Etrangement, il ne sentait pas la tension baisser. Il se fléchit un peu, tendant sa jambe droite vers l'arrière.

" J'ai un couteau ici " dit-il, le fourreau attaché au niveau du mollet. " Prenez le. Mon sac également. "

Il fit glisser son sac à dos de ses épaules, et le jeta sur le côté. Il laissa également la guerrière derrière lui retirer sa lame, sombre et noire comme les ténèbres.

" Ca n'a rien de magique, je vous assure. C'est le matériaux qui fait ca. Je l'utilise pour me dégager le chemin. Et couper le fromage. " dit-il dans une tentative désespérée et désespérante de détendre la situation. Il sentait qu'elles s'impatientaient...

" Oh ! Et je me rend ! Mes excuses ! "

De tous les voyageurs, Grayle devait sans doute être le plus poli qu'elles aient rencontré. Cette attitude énerva une des miliciennes, qui lui donna un coup de pied dans le dos, le faisant se renverser à terre. Il sentit le poid de la milicienne sur lui, puis le genou contre son dos, alors qu'elle lui passait la corde aux mains. L'autre fouille son sac et fut... désapointée de le trouver vide.

" C'est quoi ca ? "

" Secret " répondit Grayle avait de se prendre son sac dans la figure, ce qui n'enleva pas sa bonne humeur. " Rien de dangereux, je vous assure. " Il fut relevé par la seconde milicienne, qui tira sur la corde, entraînant le pérégrin à sa suite.

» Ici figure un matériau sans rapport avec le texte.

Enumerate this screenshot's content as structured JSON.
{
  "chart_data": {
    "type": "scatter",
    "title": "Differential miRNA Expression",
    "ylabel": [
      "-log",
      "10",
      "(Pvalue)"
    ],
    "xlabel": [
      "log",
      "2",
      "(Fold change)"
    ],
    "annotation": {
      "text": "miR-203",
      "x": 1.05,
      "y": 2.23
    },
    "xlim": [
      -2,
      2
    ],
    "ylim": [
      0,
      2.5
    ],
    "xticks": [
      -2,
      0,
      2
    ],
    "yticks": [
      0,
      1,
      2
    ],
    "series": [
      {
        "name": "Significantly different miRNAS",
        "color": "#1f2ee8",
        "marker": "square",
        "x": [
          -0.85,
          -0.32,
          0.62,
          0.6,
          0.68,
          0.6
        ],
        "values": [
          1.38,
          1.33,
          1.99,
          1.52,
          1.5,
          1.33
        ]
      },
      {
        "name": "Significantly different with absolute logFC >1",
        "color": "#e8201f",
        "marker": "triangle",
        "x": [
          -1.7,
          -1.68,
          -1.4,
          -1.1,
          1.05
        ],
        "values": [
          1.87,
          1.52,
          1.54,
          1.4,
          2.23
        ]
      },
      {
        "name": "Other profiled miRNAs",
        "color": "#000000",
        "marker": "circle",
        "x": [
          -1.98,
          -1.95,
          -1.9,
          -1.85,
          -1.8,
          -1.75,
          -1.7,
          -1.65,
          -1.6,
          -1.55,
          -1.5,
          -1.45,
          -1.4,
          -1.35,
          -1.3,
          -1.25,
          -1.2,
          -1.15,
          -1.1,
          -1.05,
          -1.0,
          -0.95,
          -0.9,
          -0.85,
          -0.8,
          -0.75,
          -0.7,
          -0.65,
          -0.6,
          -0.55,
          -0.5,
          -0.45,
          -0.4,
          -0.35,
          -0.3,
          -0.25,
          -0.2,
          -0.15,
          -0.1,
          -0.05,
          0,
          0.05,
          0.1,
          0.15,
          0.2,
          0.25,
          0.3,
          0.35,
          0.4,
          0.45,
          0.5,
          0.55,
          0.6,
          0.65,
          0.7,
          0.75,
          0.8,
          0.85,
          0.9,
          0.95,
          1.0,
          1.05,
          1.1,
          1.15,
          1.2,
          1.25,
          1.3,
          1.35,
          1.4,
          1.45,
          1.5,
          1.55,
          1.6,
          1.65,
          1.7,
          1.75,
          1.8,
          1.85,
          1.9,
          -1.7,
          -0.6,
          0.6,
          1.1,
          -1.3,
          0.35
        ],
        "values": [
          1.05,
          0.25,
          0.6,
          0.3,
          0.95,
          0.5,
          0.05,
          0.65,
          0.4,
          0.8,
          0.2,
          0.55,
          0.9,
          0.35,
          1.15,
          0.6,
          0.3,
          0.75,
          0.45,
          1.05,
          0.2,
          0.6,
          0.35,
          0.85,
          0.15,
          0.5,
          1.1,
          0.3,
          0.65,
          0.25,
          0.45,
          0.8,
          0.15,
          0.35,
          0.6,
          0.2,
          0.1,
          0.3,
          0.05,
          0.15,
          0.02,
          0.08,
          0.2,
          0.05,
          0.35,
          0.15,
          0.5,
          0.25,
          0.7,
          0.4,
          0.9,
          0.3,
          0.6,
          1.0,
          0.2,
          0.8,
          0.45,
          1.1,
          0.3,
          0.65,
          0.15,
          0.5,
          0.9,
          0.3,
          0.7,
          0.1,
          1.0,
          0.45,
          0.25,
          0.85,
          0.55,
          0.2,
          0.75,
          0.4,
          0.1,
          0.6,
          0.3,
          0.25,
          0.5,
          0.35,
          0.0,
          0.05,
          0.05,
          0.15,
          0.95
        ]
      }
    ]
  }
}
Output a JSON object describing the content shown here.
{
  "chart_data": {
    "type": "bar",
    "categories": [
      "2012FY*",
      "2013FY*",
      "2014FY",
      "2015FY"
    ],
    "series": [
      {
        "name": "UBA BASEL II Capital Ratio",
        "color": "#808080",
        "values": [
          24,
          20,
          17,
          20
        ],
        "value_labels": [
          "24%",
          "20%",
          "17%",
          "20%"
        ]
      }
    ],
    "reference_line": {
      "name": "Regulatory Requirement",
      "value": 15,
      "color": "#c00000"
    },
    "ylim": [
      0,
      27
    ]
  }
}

" Suivez nous et sans faire d'histoire. "

Le petit groupe sortit de la forêt. Grayle essaya au début de faire la conversation, demandant des précisions sur leur culture et elles-mêmes, s'étonnant de ne voir aucun homme, mais le silence déterminé des deux femmes le convainquit de rester silencieux afin de ne pas aggraver son cas. Elles prenaient manifestement leur rôle très au sérieux, ce qu'il comprenait. Vu a quel point le territoire était isolé, et interdit au voyageurs, elles ne devaient pas souvent rencontrer quelqu'un comme lui. Lorsqu'on a pas l'occasion de faire son métier, on se donne à fond lorsqu'elle se présente...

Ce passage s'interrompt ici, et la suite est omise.